Explaining why it would be detrimental to the Malaysian economy to continue to grant a blanket loan default to all borrowers, Nor Shamsiah said that it would cause banks’ liquidity or cash flow to suffer and discourage them from making new loans that they would be crucial in helping the Malaysian economy recover.
“One, it will limit new loans to homes and businesses as bank reserves deplete and banks become more risk averse,” he said.
He stressed the importance of preserving banks’ capital and liquidity buffers to ensure that banks can continue to lend money to borrowers and support the country’s economic recovery, noting that liquidity could easily disappear, as in past financial crises. .
“While it is true that our banks currently have strong cushions, we have seen how quickly this can change, from our own experience in the 1990s with the Asian financial crisis and elsewhere during the 2008 global financial crisis.
“In this environment and given our limited resources, Malaysia, as is the case in other countries, cannot afford a simultaneous financial and economic crisis,” he said.
Second, Nor Shamsiah noted that household debt to GDP in Malaysia is already at an all-time high of around 90 percent, arguing that an extension of the general loan default would only lead to a general increase in loans. debt levels.
“This will limit growth and hurt the economy going forward as more borrowers struggle under the weight of higher debt. Debt-driven growth is simply not sustainable, ”he said, saying that borrowers who can pay their debts must pay their debts.
In his third reason why it would not be good to extend the general loan moratorium beyond the April to September period, Nor Shamsiah indicated that it would not be in the interests of Malaysia to do so, regardless of whether they deposit their savings. in banks or those who have an interest in banks through money stored in institutional investment funds such as the private sector retirement fund Employee Provident Fund (EPF) or the civil sector pension fund Incorporated Retirement Fund (Kwap) .
“Three, it undermines the interests of millions of depositors who count on banks to keep their money safe, and also the interests of millions of Malaysians who are bank shareholders through their savings with funds like ASB (Amanah Saham Bumiputera), in his EPF retirement savings, Tabung Haji and pensions in KWAP, ”he said.
He noted that public confidence in the banking system and the stability of the Malaysian banking sector must be preserved, adding: “Whatever we do, we must remember that banks safeguard the hard-earned savings of all Malaysians. It is also through their new loans that the banks can support the economy. “
Nor Shamsiah noted that the general loan moratorium was among the one-off measures that were necessary at the start of the Covid-19 pandemic and when the motion control order (MCO) was first implemented in March, but said it would not be.

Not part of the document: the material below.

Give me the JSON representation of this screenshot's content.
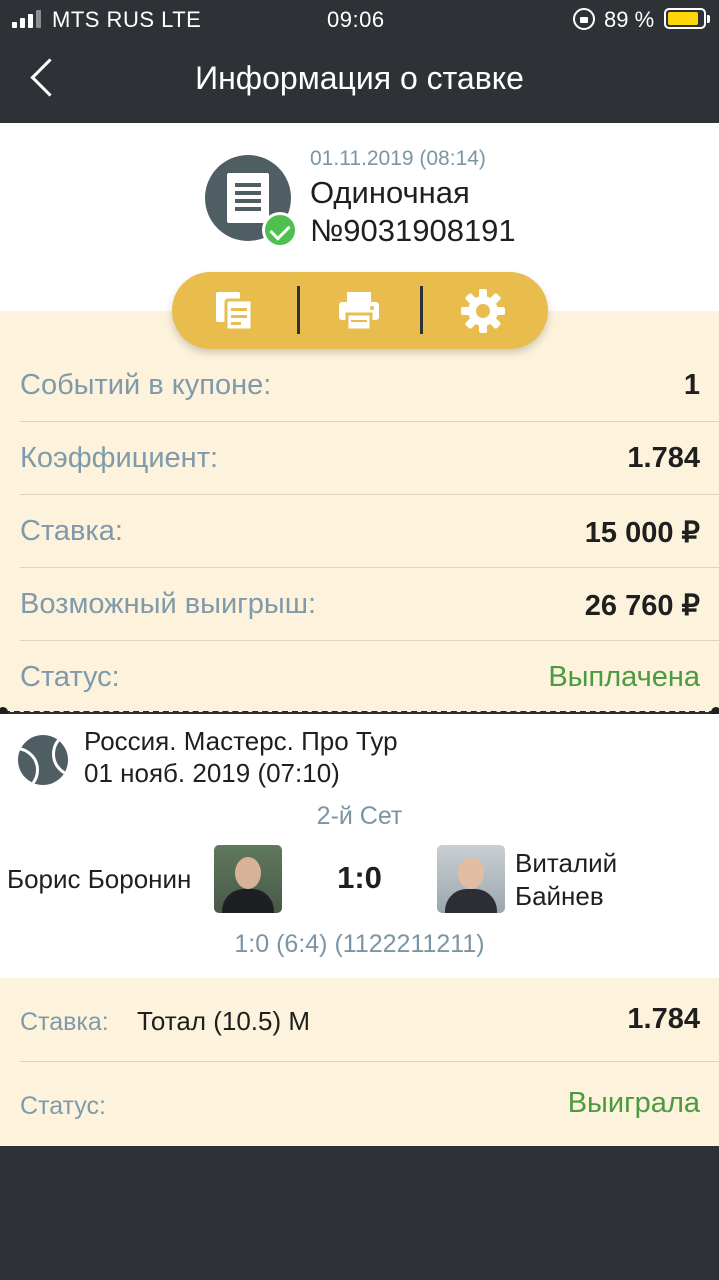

OK to keep using this measure now.
“Despite recent events, the economy is on a recovery path. We are seeing that around 85 percent of borrowers have resumed repaying their loans since we transitioned to targeted repayment assistance. We expect this number to rise even more, as the economy gradually improves.
In other words, many borrowers can and want to pay their debt. This is an encouraging sign for our economy. Reimposing a general moratorium would not be a proportionate or responsible response in these circumstances, ”he argued.

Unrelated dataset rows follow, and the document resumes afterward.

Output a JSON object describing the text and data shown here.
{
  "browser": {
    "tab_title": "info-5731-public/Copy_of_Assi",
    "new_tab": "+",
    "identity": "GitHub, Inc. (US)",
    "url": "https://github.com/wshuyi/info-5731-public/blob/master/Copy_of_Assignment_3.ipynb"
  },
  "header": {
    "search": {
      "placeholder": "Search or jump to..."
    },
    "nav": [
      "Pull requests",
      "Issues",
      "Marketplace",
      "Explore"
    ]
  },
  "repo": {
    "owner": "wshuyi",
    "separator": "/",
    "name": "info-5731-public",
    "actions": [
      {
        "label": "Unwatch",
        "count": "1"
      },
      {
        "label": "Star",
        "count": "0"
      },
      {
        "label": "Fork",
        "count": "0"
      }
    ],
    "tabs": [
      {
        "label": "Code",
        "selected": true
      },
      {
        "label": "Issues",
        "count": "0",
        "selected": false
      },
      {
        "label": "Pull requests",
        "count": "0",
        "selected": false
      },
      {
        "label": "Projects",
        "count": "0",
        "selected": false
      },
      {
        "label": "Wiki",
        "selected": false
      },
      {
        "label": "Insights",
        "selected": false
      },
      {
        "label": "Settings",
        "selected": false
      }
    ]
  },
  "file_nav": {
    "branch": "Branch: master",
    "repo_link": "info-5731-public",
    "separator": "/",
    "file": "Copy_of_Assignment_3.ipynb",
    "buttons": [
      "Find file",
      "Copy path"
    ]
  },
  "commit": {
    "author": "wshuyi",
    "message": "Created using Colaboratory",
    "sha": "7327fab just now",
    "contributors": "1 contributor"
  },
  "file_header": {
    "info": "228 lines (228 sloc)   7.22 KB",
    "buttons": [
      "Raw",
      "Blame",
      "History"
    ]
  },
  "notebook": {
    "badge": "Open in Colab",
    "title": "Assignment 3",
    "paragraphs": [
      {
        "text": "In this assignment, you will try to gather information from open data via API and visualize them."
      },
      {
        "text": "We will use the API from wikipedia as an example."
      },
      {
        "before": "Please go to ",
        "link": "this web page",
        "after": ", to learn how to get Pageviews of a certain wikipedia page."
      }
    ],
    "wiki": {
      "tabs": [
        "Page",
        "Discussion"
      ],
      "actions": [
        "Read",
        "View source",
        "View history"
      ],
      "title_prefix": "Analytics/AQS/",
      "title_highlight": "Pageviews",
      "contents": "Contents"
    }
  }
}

Today, the latest figures from the Department of Statistics of Malaysia (DOSM) show that the Malaysian economy has recovered from the gross domestic product (GDP) growth rate of -17.1 percent in the second quarter of 2020, to an improved rate of -2.7 percent. cent in the third quarter of 2020.
BNM said today that it will keep its projected economic growth rate for 2020 in a range of between -3.5% and -5.5%, while saying that Malaysia is on track to recover with a projected rebound for 2021 with positive growth. rate between 6.5% and 7.5%.